Borges procura sua nova voz em ‘O Sol Também Chora’
O artista, que conquistou a internet com hits de ostentação, agora busca profundidade e significado, provando que transformação no rap brasileiro é possível quando há coragem de arriscar
Kadu Soares (@soareskaa)
Quem diria que aquela faixa em Diamantes Lágrimas e Rostos pra Esquecer (2025), de BK’, seria o começo de uma das mudanças mais significativas do rap brasileiro recente. Em “Abaixo das Nuves”, Borges apareceu diferente, mais sóbrio e reflexivo, como se algo tivesse clicado. O cara que fez a internet dançar com “AK do Flamengo” e “Iphone Branco”, que estampou a Times Square em 2021 com hits sobre ostentação e vida de patrão, decidiu que queria dizer algo maior. Meses depois, O Sol Também Chora confirma: Borges não só mudou de som — mudou de propósito. E acertou.

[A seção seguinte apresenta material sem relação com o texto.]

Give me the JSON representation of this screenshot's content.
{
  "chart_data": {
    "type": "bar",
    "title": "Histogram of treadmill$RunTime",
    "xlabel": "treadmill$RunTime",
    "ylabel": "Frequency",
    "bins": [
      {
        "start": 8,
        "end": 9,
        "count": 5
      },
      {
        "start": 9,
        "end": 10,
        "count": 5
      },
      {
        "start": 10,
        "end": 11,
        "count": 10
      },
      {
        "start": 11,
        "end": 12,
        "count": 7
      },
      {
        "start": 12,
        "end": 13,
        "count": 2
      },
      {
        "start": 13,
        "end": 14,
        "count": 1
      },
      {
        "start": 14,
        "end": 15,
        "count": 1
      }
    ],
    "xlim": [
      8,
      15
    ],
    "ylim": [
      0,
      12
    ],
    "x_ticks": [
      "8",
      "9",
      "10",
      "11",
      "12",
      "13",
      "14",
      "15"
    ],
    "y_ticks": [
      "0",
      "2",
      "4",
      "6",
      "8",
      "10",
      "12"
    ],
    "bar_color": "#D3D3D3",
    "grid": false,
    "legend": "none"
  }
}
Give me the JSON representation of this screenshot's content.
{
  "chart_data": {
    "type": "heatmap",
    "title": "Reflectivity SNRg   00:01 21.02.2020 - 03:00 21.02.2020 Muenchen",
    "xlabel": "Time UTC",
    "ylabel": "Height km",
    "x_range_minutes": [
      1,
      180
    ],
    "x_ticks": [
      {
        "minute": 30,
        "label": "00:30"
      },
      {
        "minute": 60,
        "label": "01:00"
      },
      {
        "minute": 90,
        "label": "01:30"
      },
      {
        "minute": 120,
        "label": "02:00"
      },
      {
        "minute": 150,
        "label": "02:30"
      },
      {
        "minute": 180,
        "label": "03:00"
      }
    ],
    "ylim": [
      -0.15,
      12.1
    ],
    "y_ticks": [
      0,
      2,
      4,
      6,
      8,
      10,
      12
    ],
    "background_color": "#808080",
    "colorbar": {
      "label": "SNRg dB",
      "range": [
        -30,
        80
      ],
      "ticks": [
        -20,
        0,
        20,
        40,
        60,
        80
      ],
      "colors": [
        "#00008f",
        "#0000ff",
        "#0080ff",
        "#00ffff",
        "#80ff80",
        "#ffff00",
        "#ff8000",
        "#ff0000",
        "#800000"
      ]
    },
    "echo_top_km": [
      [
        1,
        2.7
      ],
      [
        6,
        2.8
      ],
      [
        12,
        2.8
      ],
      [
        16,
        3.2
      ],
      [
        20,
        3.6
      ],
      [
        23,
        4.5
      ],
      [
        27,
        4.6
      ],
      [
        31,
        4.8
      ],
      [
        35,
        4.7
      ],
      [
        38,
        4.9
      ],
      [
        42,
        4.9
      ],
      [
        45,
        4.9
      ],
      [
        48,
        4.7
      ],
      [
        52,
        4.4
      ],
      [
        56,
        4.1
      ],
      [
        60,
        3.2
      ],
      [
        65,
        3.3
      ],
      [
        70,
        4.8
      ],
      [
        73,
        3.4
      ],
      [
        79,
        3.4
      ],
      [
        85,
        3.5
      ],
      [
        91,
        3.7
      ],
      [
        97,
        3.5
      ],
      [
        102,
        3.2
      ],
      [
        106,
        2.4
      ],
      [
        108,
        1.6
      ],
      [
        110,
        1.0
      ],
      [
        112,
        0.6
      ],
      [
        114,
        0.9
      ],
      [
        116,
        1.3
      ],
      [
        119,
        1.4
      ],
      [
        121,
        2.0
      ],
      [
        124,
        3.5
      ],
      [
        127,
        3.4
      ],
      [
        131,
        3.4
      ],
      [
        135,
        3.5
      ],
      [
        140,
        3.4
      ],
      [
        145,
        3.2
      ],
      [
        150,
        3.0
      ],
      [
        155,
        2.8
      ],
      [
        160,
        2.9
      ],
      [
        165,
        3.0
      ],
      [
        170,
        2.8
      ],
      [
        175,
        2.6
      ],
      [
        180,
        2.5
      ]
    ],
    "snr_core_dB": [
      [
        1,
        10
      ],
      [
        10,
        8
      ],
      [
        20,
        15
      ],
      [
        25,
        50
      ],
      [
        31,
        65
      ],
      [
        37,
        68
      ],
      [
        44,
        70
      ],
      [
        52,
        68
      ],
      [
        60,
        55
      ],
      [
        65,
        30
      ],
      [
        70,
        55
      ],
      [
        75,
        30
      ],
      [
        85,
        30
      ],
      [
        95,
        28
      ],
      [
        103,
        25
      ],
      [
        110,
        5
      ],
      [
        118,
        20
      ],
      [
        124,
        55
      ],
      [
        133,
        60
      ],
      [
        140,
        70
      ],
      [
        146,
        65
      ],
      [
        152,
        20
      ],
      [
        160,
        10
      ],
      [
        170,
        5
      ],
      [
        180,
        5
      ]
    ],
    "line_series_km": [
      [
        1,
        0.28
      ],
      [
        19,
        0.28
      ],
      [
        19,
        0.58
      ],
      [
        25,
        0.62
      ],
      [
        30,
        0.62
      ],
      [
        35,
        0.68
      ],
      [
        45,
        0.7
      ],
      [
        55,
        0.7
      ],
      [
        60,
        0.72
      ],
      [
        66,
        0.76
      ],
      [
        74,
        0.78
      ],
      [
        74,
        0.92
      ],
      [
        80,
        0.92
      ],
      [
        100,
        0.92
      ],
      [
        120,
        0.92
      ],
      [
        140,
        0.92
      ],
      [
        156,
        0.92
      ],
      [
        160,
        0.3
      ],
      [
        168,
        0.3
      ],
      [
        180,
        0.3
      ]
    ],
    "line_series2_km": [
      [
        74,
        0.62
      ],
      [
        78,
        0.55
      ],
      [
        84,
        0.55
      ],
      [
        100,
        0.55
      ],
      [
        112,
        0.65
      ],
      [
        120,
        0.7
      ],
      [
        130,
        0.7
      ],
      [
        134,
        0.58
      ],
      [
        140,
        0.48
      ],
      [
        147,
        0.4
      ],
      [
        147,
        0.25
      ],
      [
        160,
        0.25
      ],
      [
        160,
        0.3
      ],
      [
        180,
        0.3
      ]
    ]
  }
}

A coragem de largar a fórmula que funciona para tentar algo novo merece respeito. Borges poderia ter passado a carreira inteira fazendo variações de “Loucura”, acumulando views e grana, surfando na onda do funk melody que ele ajudou a popularizar. Mas escolheu arriscar. O Sol Também Chora é rap consciente, discurso político, reflexão sobre negritude e desigualdade. Ele cita Malcolm X, Martin Luther King, Nelson Mandela, Abdias do Nascimento, Lélia Gonzalez, Mano Brown — referências pesadas que exigem responsabilidade. E ele assume de peito aberto, construindo um disco que usa o Sol como metáfora: poder e sacrifício, brilho e queimadura. É ambicioso. E funciona muito melhor do que tinha direito vindo de alguém fazendo essa transição pela primeira vez.
As colaborações são outro ponto forte que reforça a seriedade do projeto. Emicida, BK’, Teto, Duquesa, Ryu The Runner, cada nome carrega peso, cada participação adiciona camada. BK’ abriu a porta com “Abaixo das Nuves” e retorna como padrinho da mudança. Teto representa a nova geração que também experimenta além do trap. E Emicida… bom, Emicida é a validação máxima. Quando um dos maiores nomes do rap consciente brasileiro embarca no seu projeto, é porque você tá fazendo algo certo.
“Rei da Noite” mostra que ele já domina esse novo território mais do que muita gente esperava. O beat tem presença, Borges navega no flow com segurança, e a letra equilibra autoafirmação com consciência do peso de ocupar certos espaços. É rap de visão bem executado, sem forçar barra, sem soar como imitação. “Vendaval” também brilha, a produção é forte, a estrutura prende do começo ao fim, e Borges entrega com naturalidade.
E então tem “Vença”, com verso de Emicida, que é obra-prima — uma homenagem à cena inteira, um lembrete de que o rap brasileiro sempre foi sobre resistência. Mas o que impressiona não é só a qualidade do verso (esperada vindo dele), é a generosidade do veterano em deixar espaço pro mais novo crescer. E Borges cresce. Esbarra em clichês? Sim, mas consegue segurar a onda, entregar presença, mostrar que consegue dividir palco com uma lenda sem se perder.
Algumas faixas ainda carregam aquele ar de quem tá aprendendo a linguagem do rap consciente, testando referências, encontrando o tom. Mas isso não é problema. Borges tá construindo vocabulário, expandindo arsenal lírico, e cada tentativa, mesmo as imperfeitas, mostra evolução. Ele não tá fingindo dominar território que acabou de pisar. Tá sendo honesto sobre a jornada.
Sonoramente, não é um dos destaques do ano — tem beats que soam genéricos, tem momentos que arrastam, tem faixas que não grudam. Mas intencionalmente? Aí, sim, é um dos mais importantes. E isso importa mais que produção impecável. Você sente nas escolhas, na curadoria, na forma como ele constrói cada verso. Tem convicção. E convicção é o que separa experimento de transformação.
Ele ainda tá encontrando a voz definitiva nesse novo espaço, a execução ainda vacila aqui e ali, mas a direção tá certa. E no rap brasileiro atual, onde tanta gente se acomoda na fórmula, só a coragem de tentar já merece reconhecimento. O Sol pode chorar, mas continua iluminando. E Borges, com todas as imperfeições, ilumina de verdade.